D’une écriture époustouflante, tout en douceur et pudeur face à l’horreur, Claire Castillon s’attaque dans « Les longueurs » à un sujet particulièrement délicat et peu abordé en littérature jeunesse, celui de la pédophilie.

Éditeur : Gallimard jeunesse

Nombre de pages : 192

Parution : Janvier 2022

Prix : 10,50 €

L’originalité de son propos tient en particulier au point de vue choisi : celui de l’enfant victime, en pleine confusion des sentiments.

Alice – Lili – a 15 ans et va très mal. Sa mère vient de se mettre en couple avec son meilleur ami, Mondjo, et lui annonce que ce dernier s’installe chez elles. Elle ignore alors que cet homme, à ses côtés au quotidien depuis que son mari l’a quittée pour une autre et est parti vivre aux Etats-Unis, abuse de sa fille depuis qu’elle est âgée de 8 ans.

Père de substitution, serviable, drôle, attentif, généreux, Mondjo s’est très rapidement rendu indispensable… au point que la mère d’Alice, perturbée par le départ de son conjoint, s’est reposée de plus en plus sur son ami pour la relayer.
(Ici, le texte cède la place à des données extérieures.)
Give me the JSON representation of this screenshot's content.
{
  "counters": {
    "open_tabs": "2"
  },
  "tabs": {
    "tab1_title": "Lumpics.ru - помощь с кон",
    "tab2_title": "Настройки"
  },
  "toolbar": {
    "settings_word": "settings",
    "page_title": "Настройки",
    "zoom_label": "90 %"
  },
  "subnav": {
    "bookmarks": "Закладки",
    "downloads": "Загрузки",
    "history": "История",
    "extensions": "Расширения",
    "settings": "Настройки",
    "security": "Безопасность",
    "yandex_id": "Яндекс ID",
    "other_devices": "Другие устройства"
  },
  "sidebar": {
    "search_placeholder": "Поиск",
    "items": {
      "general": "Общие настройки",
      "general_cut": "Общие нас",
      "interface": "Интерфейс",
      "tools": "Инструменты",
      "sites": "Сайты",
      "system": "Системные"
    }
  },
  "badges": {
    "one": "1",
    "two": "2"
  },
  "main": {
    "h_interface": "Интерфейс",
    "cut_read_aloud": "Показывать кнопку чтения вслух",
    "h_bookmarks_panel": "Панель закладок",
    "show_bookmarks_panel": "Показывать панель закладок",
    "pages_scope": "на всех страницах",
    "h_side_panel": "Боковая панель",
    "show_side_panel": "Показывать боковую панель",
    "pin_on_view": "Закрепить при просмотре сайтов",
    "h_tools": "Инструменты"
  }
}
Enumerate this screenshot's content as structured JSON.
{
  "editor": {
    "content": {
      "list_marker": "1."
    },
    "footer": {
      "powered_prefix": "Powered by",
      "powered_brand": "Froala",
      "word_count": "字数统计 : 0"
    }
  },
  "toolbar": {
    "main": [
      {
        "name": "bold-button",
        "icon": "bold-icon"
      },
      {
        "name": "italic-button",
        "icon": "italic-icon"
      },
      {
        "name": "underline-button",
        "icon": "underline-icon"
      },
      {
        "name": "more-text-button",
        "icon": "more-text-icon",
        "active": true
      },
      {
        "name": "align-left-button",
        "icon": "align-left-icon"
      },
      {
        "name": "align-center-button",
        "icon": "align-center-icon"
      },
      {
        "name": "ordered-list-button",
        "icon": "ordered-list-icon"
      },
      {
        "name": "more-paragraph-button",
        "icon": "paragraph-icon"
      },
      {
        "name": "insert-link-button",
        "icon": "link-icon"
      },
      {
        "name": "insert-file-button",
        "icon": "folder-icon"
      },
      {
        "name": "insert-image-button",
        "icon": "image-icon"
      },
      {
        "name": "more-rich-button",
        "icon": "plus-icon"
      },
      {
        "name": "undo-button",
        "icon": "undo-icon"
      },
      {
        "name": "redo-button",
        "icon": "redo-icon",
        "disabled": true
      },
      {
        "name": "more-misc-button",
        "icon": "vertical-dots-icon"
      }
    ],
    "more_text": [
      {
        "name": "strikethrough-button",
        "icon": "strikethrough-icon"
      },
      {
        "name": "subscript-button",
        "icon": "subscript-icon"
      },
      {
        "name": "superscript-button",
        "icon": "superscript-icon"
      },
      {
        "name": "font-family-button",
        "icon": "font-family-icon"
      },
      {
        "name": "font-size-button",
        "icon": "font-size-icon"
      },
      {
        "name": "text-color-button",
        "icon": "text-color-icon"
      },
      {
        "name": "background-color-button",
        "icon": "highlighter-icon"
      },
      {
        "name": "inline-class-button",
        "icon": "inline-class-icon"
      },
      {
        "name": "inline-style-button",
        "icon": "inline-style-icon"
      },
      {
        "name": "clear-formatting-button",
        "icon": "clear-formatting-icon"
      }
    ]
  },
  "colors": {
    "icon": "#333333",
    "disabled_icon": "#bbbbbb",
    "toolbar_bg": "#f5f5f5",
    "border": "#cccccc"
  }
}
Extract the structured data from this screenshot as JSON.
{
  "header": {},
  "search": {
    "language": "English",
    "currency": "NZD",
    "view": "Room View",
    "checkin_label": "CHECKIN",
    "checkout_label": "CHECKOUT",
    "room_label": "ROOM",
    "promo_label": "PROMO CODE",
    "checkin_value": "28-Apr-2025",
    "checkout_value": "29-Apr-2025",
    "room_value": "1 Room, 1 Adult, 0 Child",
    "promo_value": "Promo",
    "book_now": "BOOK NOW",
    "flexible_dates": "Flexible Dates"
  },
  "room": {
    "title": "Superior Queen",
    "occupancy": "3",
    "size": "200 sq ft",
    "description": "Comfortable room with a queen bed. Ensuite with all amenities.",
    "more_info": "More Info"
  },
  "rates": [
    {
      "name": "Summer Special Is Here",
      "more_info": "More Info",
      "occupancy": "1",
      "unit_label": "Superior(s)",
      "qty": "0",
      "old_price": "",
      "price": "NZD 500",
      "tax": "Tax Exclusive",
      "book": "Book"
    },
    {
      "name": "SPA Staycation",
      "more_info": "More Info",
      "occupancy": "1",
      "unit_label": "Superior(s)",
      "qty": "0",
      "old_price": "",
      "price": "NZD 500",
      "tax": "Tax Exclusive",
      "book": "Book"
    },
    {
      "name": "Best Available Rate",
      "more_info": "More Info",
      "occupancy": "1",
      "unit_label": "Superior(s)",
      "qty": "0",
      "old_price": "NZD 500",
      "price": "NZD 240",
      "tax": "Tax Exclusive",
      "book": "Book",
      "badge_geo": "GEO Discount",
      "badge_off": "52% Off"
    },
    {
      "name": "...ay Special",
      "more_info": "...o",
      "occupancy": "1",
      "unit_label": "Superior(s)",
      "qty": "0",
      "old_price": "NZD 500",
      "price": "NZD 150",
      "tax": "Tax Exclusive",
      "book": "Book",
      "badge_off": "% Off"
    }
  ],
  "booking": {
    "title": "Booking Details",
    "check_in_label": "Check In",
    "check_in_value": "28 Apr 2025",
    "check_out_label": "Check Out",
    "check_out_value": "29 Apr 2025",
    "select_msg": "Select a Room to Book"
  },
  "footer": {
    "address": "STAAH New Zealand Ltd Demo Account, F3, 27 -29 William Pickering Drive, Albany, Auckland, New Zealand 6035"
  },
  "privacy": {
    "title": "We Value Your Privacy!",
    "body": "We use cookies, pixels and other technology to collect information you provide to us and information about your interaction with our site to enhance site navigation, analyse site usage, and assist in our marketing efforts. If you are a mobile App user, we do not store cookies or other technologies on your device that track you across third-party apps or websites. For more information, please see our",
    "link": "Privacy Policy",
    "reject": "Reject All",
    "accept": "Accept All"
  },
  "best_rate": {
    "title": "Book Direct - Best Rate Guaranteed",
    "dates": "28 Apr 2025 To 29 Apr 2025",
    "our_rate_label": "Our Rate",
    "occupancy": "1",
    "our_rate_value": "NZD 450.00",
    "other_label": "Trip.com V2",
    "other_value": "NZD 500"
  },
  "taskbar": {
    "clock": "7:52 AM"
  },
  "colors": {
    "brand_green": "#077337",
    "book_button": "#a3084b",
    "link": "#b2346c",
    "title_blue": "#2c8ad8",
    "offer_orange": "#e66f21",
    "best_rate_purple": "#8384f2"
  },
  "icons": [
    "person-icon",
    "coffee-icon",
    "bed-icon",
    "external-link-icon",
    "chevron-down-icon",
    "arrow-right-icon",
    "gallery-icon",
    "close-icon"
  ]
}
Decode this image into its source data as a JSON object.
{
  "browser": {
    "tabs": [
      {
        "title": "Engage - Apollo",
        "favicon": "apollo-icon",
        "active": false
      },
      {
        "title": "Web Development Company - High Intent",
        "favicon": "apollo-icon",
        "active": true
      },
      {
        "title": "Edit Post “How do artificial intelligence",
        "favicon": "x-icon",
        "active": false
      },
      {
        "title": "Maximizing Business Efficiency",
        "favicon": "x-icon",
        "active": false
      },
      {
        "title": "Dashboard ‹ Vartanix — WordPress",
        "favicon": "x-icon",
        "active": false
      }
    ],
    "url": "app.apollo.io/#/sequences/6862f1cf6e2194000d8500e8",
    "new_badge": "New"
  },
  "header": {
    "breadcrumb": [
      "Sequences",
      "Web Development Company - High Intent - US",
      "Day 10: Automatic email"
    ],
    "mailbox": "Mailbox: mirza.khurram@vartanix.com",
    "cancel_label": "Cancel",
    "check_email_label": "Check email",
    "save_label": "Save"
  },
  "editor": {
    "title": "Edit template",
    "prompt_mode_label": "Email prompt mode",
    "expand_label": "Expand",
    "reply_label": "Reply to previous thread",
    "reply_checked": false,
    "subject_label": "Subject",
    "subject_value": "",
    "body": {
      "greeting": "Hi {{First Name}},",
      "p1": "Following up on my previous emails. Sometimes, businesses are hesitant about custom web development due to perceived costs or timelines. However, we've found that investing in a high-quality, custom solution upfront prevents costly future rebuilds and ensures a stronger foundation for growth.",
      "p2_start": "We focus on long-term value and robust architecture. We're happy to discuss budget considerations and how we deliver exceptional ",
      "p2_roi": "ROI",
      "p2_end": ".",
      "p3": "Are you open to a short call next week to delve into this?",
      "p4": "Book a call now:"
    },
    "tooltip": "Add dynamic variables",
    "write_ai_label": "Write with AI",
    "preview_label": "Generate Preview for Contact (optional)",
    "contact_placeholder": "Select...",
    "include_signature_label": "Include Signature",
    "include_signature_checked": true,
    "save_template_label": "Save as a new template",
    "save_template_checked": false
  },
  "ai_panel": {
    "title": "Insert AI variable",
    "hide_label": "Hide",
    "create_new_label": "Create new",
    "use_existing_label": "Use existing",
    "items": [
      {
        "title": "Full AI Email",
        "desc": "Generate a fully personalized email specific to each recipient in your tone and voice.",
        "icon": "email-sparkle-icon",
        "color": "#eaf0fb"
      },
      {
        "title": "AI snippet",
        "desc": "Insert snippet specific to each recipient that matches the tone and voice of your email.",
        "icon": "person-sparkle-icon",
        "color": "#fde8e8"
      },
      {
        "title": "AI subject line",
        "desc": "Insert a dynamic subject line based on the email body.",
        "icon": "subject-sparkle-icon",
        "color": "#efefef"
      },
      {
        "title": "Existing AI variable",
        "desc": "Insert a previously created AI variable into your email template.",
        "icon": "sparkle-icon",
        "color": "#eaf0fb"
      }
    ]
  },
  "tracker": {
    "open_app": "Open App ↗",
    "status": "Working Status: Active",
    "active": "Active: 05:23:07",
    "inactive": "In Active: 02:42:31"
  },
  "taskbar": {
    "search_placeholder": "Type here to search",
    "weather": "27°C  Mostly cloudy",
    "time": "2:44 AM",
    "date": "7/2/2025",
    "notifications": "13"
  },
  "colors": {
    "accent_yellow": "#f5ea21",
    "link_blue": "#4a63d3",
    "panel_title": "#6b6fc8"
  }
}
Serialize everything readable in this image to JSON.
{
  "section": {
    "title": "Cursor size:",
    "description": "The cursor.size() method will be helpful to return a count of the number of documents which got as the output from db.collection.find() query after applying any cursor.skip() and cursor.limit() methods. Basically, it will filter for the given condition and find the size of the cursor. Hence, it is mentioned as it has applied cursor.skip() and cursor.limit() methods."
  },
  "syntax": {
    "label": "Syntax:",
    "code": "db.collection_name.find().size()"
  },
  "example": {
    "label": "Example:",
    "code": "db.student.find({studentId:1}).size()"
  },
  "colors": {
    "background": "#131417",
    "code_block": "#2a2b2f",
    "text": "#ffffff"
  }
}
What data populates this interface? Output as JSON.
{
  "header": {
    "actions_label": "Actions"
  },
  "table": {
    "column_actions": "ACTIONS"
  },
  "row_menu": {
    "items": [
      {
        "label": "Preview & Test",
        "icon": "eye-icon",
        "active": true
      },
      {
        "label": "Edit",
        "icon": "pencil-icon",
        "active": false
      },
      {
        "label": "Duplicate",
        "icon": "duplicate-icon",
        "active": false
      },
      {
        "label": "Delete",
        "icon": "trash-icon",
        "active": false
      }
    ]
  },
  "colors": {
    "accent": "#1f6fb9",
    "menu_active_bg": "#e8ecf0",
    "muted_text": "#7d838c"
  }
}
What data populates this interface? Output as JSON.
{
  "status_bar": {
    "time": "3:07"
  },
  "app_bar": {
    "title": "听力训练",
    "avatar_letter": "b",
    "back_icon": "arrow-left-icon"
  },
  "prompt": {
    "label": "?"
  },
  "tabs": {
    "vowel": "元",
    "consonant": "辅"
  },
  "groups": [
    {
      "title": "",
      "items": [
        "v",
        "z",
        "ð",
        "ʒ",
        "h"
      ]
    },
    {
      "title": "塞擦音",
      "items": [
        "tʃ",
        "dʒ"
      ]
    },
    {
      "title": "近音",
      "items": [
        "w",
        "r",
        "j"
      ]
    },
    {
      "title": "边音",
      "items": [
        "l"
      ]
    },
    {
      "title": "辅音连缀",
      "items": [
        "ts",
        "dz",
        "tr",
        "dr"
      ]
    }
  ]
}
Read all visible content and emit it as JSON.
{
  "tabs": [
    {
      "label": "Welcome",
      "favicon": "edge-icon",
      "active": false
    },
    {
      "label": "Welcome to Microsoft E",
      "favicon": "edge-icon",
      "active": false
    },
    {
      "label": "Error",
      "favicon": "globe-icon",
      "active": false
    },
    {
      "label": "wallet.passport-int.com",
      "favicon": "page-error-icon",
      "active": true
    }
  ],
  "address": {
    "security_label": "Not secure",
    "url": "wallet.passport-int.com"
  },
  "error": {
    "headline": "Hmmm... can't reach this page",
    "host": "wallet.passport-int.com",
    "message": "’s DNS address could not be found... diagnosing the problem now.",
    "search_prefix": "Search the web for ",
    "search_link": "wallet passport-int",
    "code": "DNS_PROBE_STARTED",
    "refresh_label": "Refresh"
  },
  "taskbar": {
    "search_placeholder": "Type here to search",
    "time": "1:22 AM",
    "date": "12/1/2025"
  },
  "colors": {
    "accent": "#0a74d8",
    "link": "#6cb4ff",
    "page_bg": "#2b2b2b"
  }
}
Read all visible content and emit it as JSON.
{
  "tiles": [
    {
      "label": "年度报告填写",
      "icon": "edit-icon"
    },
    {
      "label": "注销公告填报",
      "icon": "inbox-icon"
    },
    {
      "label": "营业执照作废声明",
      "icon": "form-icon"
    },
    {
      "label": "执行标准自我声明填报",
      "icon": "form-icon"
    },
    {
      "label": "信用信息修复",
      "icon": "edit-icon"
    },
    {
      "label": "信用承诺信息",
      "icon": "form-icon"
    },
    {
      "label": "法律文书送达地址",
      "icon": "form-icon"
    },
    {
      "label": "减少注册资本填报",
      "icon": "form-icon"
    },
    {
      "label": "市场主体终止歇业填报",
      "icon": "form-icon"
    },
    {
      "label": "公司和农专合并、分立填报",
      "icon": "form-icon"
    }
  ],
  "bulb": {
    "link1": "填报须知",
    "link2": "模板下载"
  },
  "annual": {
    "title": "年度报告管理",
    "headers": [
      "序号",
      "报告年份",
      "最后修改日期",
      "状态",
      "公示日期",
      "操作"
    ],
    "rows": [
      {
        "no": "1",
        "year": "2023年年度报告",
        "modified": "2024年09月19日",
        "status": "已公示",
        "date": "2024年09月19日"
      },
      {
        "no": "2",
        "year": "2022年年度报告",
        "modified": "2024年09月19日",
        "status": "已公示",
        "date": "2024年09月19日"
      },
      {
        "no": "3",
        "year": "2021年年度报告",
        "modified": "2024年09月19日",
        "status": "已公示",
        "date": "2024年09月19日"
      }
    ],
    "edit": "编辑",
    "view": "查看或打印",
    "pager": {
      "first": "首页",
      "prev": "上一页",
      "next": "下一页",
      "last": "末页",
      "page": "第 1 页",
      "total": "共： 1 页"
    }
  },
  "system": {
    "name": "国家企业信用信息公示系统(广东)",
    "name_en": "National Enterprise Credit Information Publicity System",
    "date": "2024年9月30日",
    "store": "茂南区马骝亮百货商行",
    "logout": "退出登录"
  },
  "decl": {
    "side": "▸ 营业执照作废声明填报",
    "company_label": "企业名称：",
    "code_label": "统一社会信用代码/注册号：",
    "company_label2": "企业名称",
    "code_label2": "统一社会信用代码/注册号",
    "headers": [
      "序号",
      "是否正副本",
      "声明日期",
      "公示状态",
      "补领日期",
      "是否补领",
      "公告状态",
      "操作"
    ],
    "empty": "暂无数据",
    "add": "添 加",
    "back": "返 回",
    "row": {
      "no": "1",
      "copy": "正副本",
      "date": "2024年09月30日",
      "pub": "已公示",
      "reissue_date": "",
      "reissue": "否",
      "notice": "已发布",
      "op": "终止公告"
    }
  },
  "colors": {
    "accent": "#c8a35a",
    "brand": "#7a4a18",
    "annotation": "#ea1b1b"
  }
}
Professeur d’escalade, il l’a enseignée à Alice et l’a emmenée avec lui des week-ends entiers pour participer à des compétitions lors desquelles, sous couvert de tendresses, il s’immisçait dans l’intimité de la petite fille. « Chatouilles » chez Andréa Bescond, Claire Castillon évoque des « gouzgouz », caresses réalisées avec le bout des ongles auxquelles Mondjo initia la petite Lili progressivement, patiemment, jusqu’à parvenir à ses fins perverses. S’est alors refermé un piège imparable, maîtrisé à la perfection : alternant entre douceur, jalousie, colère, Mondjo a développé sur Alice une emprise immense, l’isolant de ses proches qu’il n’a de cesse dénigrés.

« Il fait toujours la tête si je refuse, et ensuite il m’ignore et j’ai peur. Alors c’est moi qui m’avance. Je fais le premier pas pour réchauffer l’ambiance. On le fait. Ensuite, ça redescend, la colère, et je m’en veux. Quelques fois, je ne me souviens pas pourquoi je l’ai aimé si peu ».

Un état de confusion surprenant. C’est sans doute dans cet aspect que le roman de Claire Castillon est le plus troublant. A 8 ans, difficile de distinguer ce qui relève d’un comportement normal d’un autre, criminel, d’autant plus lorsque le prédateur exerce un ascendant sur l’enfant. Alors, Alice, à laquelle Mondjo manifeste de l’attention, s’attache à lui. Quand il se montre plus intrusif, elle n’imagine pas à quel point cela est hors norme. Avec le temps, elle réalise que les actes commis sont criminels mais, pour autant, elle l’aime pense-t-elle, au point de jalouser sa mère qui envisage de s’installer avec Mondjo. Claire Castillon décrit parfaitement ce sentiment mitigé d’Alice, tout à la fois fière d’être une grande et, en même temps, éprouvant une farouche envie d’être enfin protégée de ce monstre.

« Ma pensée change d’horaire. Tout et son contraire. Jamais le même fuseau. Oui. Non. Tout et son contraire. Mariage. Rupture. Maman. Moi. Enfant. Adulte. Je ne sais plus où me tenir ».

Cet état de confusion dans lequel balance la jeune fille de 15 ans est particulièrement déstabilisant, tout comme le fait qu’elle porte un autre nom pour Mondjo : Anna. Un double qui s’avèrera pourtant salutaire lorsqu’Alice révélera les agressions subies : un passage sublime dans ce roman.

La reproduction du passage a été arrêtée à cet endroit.